Jeder hatte sein eigenes Territorium, die Grenzen waren genau festgelegt und wurden von allen respektiert und akzeptiert.
Da gab es zum Beispiel Stéphane, der komplett im Umkreis des Eiffelturms tätig war. Oder Louis. Ihm gehörte der Bereich vom Louvre bis zum Place de la Concorde. Etienne selber agierte vom Triumphbogen bis zum Bois de Boulogne, hatte damit einen der bedeutendsten Bereiche.

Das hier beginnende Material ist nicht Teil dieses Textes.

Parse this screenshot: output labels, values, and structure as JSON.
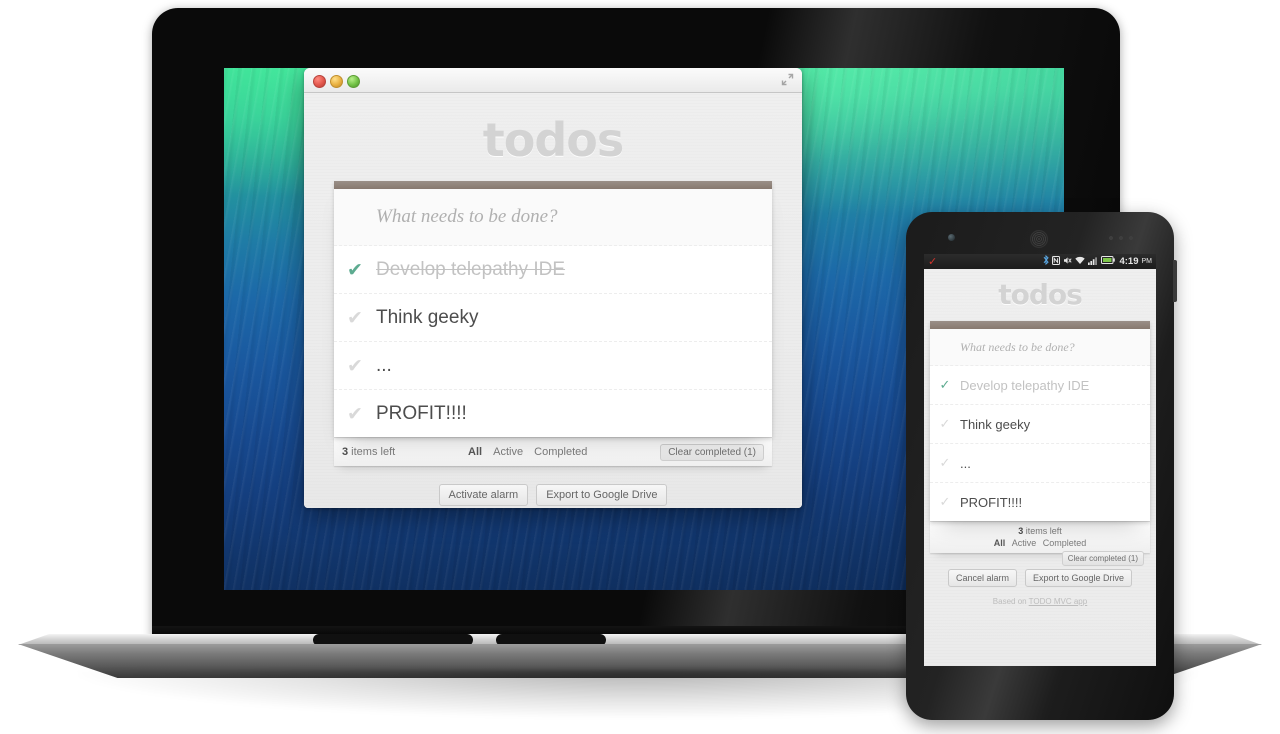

Die einzige Frau zwischen all den Drogenbossen war Francine. Ihr Gebiet war das komplette Arrondissement Montmartre und ihr Wohnort ein schmales Eckhaus direkt neben dem Moulin Rouge. Francine verdiente ihr Geld neben dem Drogenhandel mit einigen ihr unterstellten Prostituierten, was wahrscheinlich, oder mit ziemlicher Sicherheit mit dem Stadtteil zusammenhing. Montmartre war das Rotlichtviertel der französischen Hauptstadt.
Francine war die derzeitige Freundin von Etienne. Dadurch waren sie gemeinsam die Mächtigsten in der Unterwelt von Paris.